Evidence of a stubborn "learning divide" emerges in Scottish data from the 2002 adult learners' survey carried out by the National Institute of Adult Continuing Education (NIACE), published at the end of last week.
The Scottish figures, analysed by Professor Maria Slowey of Glasgow University, suggest that the older, less qualified and more disadvantaged people are, the less likely they are to be interested in pursuing learning.
The overall 58 per cent figure of those unlikely to undertake any learning, for example, becomes 80 per cent in the case of those who had not taken part in any "recent learning" (within the previous three years).
Class and educational background remains a key determinant in stimulating learning: 46 per cent who were not current or recent learners were from the bottom two social class DE categories compared with only 15 per cent from groups AB.
And 43 per cent of recent learners had a degree or similar qualification - in contrast to just 14 per cent who had undertaken no recent learning.

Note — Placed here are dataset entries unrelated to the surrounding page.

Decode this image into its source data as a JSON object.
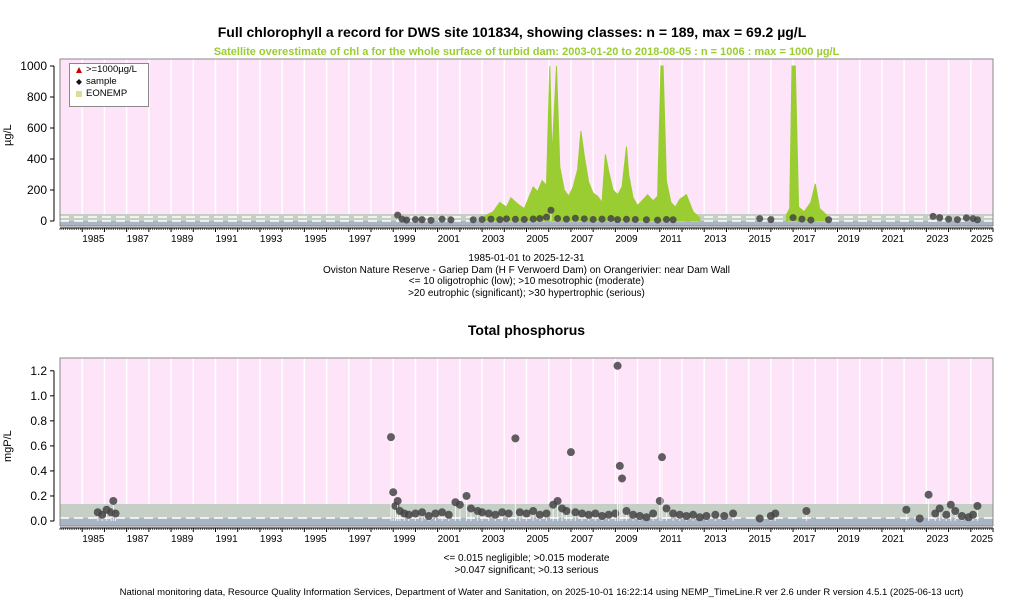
{
  "colors": {
    "plot_bg": "#fde4f8",
    "grid": "#ffffff",
    "satellite": "#9acd32",
    "class_band": "#c6cfc6",
    "bottom_band": "#a9b4c4",
    "sample_point": "#444444",
    "above_limit_marker": "#cc0000",
    "eonemp": "#dddd99",
    "subtitle_text": "#9acd32"
  },
  "top_chart": {
    "title": "Full chlorophyll a record for DWS site 101834, showing classes: n = 189, max = 69.2 µg/L",
    "subtitle": "Satellite overestimate of chl a for the whole surface of turbid dam: 2003-01-20 to 2018-08-05 : n = 1006 : max = 1000 µg/L",
    "ylabel": "µg/L",
    "legend": [
      {
        "label": ">=1000µg/L",
        "symbol": "triangle-up-icon"
      },
      {
        "label": "sample",
        "symbol": "diamond-icon"
      },
      {
        "label": "EONEMP",
        "symbol": "square-icon"
      }
    ],
    "caption_lines": [
      "1985-01-01 to 2025-12-31",
      "Oviston Nature Reserve - Gariep Dam (H F Verwoerd Dam) on Orangerivier: near Dam Wall",
      "<= 10 oligotrophic (low); >10 mesotrophic (moderate)",
      ">20 eutrophic (significant); >30 hypertrophic (serious)"
    ]
  },
  "bottom_chart": {
    "title": "Total phosphorus",
    "ylabel": "mgP/L",
    "caption_lines": [
      "<= 0.015 negligible; >0.015 moderate",
      ">0.047 significant; >0.13 serious"
    ]
  },
  "footer": "National monitoring data, Resource Quality Information Services, Department of Water and Sanitation, on 2025-10-01 16:22:14 using NEMP_TimeLine.R ver 2.6 under R version 4.5.1 (2025-06-13 ucrt)",
  "chart_data": [
    {
      "type": "scatter",
      "title": "Full chlorophyll a record for DWS site 101834, showing classes: n = 189, max = 69.2 µg/L",
      "ylabel": "µg/L",
      "xlim": [
        1984.0,
        2026.0
      ],
      "ylim": [
        0,
        1000
      ],
      "x_ticks": [
        1985,
        1987,
        1989,
        1991,
        1993,
        1995,
        1997,
        1999,
        2001,
        2003,
        2005,
        2007,
        2009,
        2011,
        2013,
        2015,
        2017,
        2019,
        2021,
        2023,
        2025
      ],
      "y_ticks": [
        0,
        200,
        400,
        600,
        800,
        1000
      ],
      "class_thresholds": [
        10,
        20,
        30
      ],
      "grid": true,
      "legend_position": "top-left",
      "series": [
        {
          "name": "sample",
          "points": [
            [
              1999.2,
              38
            ],
            [
              1999.4,
              12
            ],
            [
              1999.6,
              6
            ],
            [
              2000.0,
              10
            ],
            [
              2000.3,
              8
            ],
            [
              2000.7,
              5
            ],
            [
              2001.2,
              12
            ],
            [
              2001.6,
              7
            ],
            [
              2002.6,
              8
            ],
            [
              2003.0,
              10
            ],
            [
              2003.4,
              12
            ],
            [
              2003.8,
              9
            ],
            [
              2004.1,
              14
            ],
            [
              2004.5,
              11
            ],
            [
              2004.9,
              10
            ],
            [
              2005.3,
              13
            ],
            [
              2005.6,
              16
            ],
            [
              2005.9,
              25
            ],
            [
              2006.1,
              69.2
            ],
            [
              2006.4,
              16
            ],
            [
              2006.8,
              12
            ],
            [
              2007.2,
              18
            ],
            [
              2007.6,
              14
            ],
            [
              2008.0,
              10
            ],
            [
              2008.4,
              12
            ],
            [
              2008.8,
              16
            ],
            [
              2009.1,
              9
            ],
            [
              2009.5,
              11
            ],
            [
              2009.9,
              10
            ],
            [
              2010.4,
              8
            ],
            [
              2010.9,
              6
            ],
            [
              2011.3,
              10
            ],
            [
              2011.6,
              8
            ],
            [
              2015.5,
              15
            ],
            [
              2016.0,
              9
            ],
            [
              2017.0,
              22
            ],
            [
              2017.4,
              12
            ],
            [
              2017.8,
              6
            ],
            [
              2018.6,
              8
            ],
            [
              2023.3,
              30
            ],
            [
              2023.6,
              22
            ],
            [
              2024.0,
              12
            ],
            [
              2024.4,
              9
            ],
            [
              2024.8,
              20
            ],
            [
              2025.1,
              15
            ],
            [
              2025.3,
              8
            ]
          ]
        },
        {
          "name": "Satellite",
          "points": [
            [
              2003.1,
              30
            ],
            [
              2003.5,
              60
            ],
            [
              2003.8,
              120
            ],
            [
              2004.1,
              90
            ],
            [
              2004.3,
              150
            ],
            [
              2004.6,
              110
            ],
            [
              2004.9,
              80
            ],
            [
              2005.1,
              150
            ],
            [
              2005.3,
              220
            ],
            [
              2005.5,
              190
            ],
            [
              2005.7,
              260
            ],
            [
              2005.9,
              230
            ],
            [
              2006.05,
              1000
            ],
            [
              2006.15,
              420
            ],
            [
              2006.35,
              1000
            ],
            [
              2006.5,
              350
            ],
            [
              2006.7,
              200
            ],
            [
              2006.9,
              160
            ],
            [
              2007.1,
              220
            ],
            [
              2007.3,
              330
            ],
            [
              2007.45,
              580
            ],
            [
              2007.6,
              420
            ],
            [
              2007.8,
              250
            ],
            [
              2008.0,
              180
            ],
            [
              2008.2,
              160
            ],
            [
              2008.4,
              120
            ],
            [
              2008.55,
              430
            ],
            [
              2008.7,
              320
            ],
            [
              2008.9,
              200
            ],
            [
              2009.1,
              170
            ],
            [
              2009.3,
              220
            ],
            [
              2009.5,
              480
            ],
            [
              2009.6,
              300
            ],
            [
              2009.8,
              150
            ],
            [
              2010.0,
              100
            ],
            [
              2010.2,
              130
            ],
            [
              2010.45,
              170
            ],
            [
              2010.7,
              130
            ],
            [
              2010.9,
              160
            ],
            [
              2011.05,
              1000
            ],
            [
              2011.15,
              1000
            ],
            [
              2011.3,
              260
            ],
            [
              2011.5,
              120
            ],
            [
              2011.7,
              90
            ],
            [
              2011.9,
              140
            ],
            [
              2012.2,
              170
            ],
            [
              2012.5,
              60
            ],
            [
              2012.8,
              20
            ],
            [
              2016.7,
              40
            ],
            [
              2016.85,
              80
            ],
            [
              2016.95,
              1000
            ],
            [
              2017.1,
              1000
            ],
            [
              2017.25,
              90
            ],
            [
              2017.5,
              60
            ],
            [
              2017.8,
              120
            ],
            [
              2018.0,
              240
            ],
            [
              2018.2,
              80
            ],
            [
              2018.5,
              40
            ]
          ]
        }
      ]
    },
    {
      "type": "scatter",
      "title": "Total phosphorus",
      "ylabel": "mgP/L",
      "xlim": [
        1984.0,
        2026.0
      ],
      "ylim": [
        0,
        1.25
      ],
      "x_ticks": [
        1985,
        1987,
        1989,
        1991,
        1993,
        1995,
        1997,
        1999,
        2001,
        2003,
        2005,
        2007,
        2009,
        2011,
        2013,
        2015,
        2017,
        2019,
        2021,
        2023,
        2025
      ],
      "y_ticks": [
        0.0,
        0.2,
        0.4,
        0.6,
        0.8,
        1.0,
        1.2
      ],
      "class_thresholds": [
        0.015,
        0.047,
        0.13
      ],
      "grid": true,
      "series": [
        {
          "name": "sample",
          "points": [
            [
              1985.7,
              0.07
            ],
            [
              1985.9,
              0.05
            ],
            [
              1986.1,
              0.09
            ],
            [
              1986.3,
              0.07
            ],
            [
              1986.4,
              0.16
            ],
            [
              1986.5,
              0.06
            ],
            [
              1998.9,
              0.67
            ],
            [
              1999.0,
              0.23
            ],
            [
              1999.1,
              0.12
            ],
            [
              1999.2,
              0.16
            ],
            [
              1999.3,
              0.08
            ],
            [
              1999.5,
              0.06
            ],
            [
              1999.7,
              0.05
            ],
            [
              2000.0,
              0.06
            ],
            [
              2000.3,
              0.07
            ],
            [
              2000.6,
              0.04
            ],
            [
              2000.9,
              0.06
            ],
            [
              2001.2,
              0.07
            ],
            [
              2001.5,
              0.05
            ],
            [
              2001.8,
              0.15
            ],
            [
              2002.0,
              0.13
            ],
            [
              2002.3,
              0.2
            ],
            [
              2002.5,
              0.1
            ],
            [
              2002.8,
              0.08
            ],
            [
              2003.0,
              0.07
            ],
            [
              2003.3,
              0.06
            ],
            [
              2003.6,
              0.05
            ],
            [
              2003.9,
              0.07
            ],
            [
              2004.2,
              0.06
            ],
            [
              2004.5,
              0.66
            ],
            [
              2004.7,
              0.07
            ],
            [
              2005.0,
              0.06
            ],
            [
              2005.3,
              0.08
            ],
            [
              2005.6,
              0.05
            ],
            [
              2005.9,
              0.06
            ],
            [
              2006.2,
              0.13
            ],
            [
              2006.4,
              0.16
            ],
            [
              2006.6,
              0.1
            ],
            [
              2006.8,
              0.08
            ],
            [
              2007.0,
              0.55
            ],
            [
              2007.2,
              0.07
            ],
            [
              2007.5,
              0.06
            ],
            [
              2007.8,
              0.05
            ],
            [
              2008.1,
              0.06
            ],
            [
              2008.4,
              0.04
            ],
            [
              2008.7,
              0.05
            ],
            [
              2009.0,
              0.06
            ],
            [
              2009.1,
              1.24
            ],
            [
              2009.2,
              0.44
            ],
            [
              2009.3,
              0.34
            ],
            [
              2009.5,
              0.08
            ],
            [
              2009.8,
              0.05
            ],
            [
              2010.1,
              0.04
            ],
            [
              2010.4,
              0.03
            ],
            [
              2010.7,
              0.06
            ],
            [
              2011.0,
              0.16
            ],
            [
              2011.1,
              0.51
            ],
            [
              2011.3,
              0.1
            ],
            [
              2011.6,
              0.06
            ],
            [
              2011.9,
              0.05
            ],
            [
              2012.2,
              0.04
            ],
            [
              2012.5,
              0.05
            ],
            [
              2012.8,
              0.03
            ],
            [
              2013.1,
              0.04
            ],
            [
              2013.5,
              0.05
            ],
            [
              2013.9,
              0.04
            ],
            [
              2014.3,
              0.06
            ],
            [
              2015.5,
              0.02
            ],
            [
              2016.0,
              0.04
            ],
            [
              2016.2,
              0.06
            ],
            [
              2017.6,
              0.08
            ],
            [
              2022.1,
              0.09
            ],
            [
              2022.7,
              0.02
            ],
            [
              2023.1,
              0.21
            ],
            [
              2023.4,
              0.06
            ],
            [
              2023.6,
              0.1
            ],
            [
              2023.9,
              0.05
            ],
            [
              2024.1,
              0.13
            ],
            [
              2024.3,
              0.08
            ],
            [
              2024.6,
              0.04
            ],
            [
              2024.9,
              0.03
            ],
            [
              2025.1,
              0.05
            ],
            [
              2025.3,
              0.12
            ]
          ]
        }
      ]
    }
  ]
}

The picture may be even more bleak, however. The NIACE survey defines adults as those aged 17 and over and therefore includes youngsters who have gone on from school to college and university. Professor Slowey suggests the data should focus on those who have had time out from their initial education.
She also acknowledges that the definition of learning is wide-ranging and "generous", including self-directed and non-formal learning as well as more traditional forms. On this measure, 65 per cent of adults in Scotland had undertaken some learning since leaving school.
This appears to be a major improvement on the findings of a Scotland-only study published in 1988 when the figure was just 42 per cent. But that research classified an adult as someone aged 20 or over who had had at least a two-year break from initial full-time education.
Professor Slowey therefore concludes that "it cannot necessarily be assumed that participation in adult learning in Scotland has increased so significantly in the past 15 years".